Panasonic tell us that the VW-CLT1 is all-optical; that is, it uses a set of prisms inside to funnel two optical pathways to the TC750′s sensor. That means you can still use the optical zoom and all the camera’s in-built image stabilization. The SDT750 can shoot 960 x 1080 resolution 3D footage, or – with the lens taken off – 1080/60p HD 2D footage. You can then hook it up via HDMI or USB (or whip out the SD card) for showing off your content.

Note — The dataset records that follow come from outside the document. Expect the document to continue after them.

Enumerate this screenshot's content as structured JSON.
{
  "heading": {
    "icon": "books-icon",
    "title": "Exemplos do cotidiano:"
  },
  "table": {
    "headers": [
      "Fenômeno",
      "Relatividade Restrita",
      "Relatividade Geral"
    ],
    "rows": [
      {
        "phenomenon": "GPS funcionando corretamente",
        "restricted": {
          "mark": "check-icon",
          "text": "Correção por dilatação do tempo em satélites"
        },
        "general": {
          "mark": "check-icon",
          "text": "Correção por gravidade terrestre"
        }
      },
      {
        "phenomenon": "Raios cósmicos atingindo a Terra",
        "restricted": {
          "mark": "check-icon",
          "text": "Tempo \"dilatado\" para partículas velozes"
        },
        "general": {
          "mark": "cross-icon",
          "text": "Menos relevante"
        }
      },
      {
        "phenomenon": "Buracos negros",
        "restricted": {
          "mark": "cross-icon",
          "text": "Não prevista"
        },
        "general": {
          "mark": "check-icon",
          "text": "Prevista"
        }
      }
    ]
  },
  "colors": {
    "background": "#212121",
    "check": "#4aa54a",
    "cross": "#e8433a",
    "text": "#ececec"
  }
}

While we can’t really fault Panasonic’s hardware approach, we do think adoption of the HDC-TC750 and VW-CLT1 pairing might be slower than they expect. For a start, you – or whoever you’re sending the footage to – need a 3D-capable TV in order to enjoy it, and that comes with a significant price tag but also the barrier of requiring glasses. The actual footage itself showed more blur than Panasonic’s professional models – though considering they shoot 3D in Full HD that’s perhaps no surprise – and there’s still a sense of looking at a stack of staggered images rather than a true 3D vista.
Nonetheless, if you’re in the market for a 3D HD camcorder and you don’t want to step up to a pro model, you don’t have much choice at the moment. Its $1,400 price tag is still hefty, but there’s plenty to like about the TC750.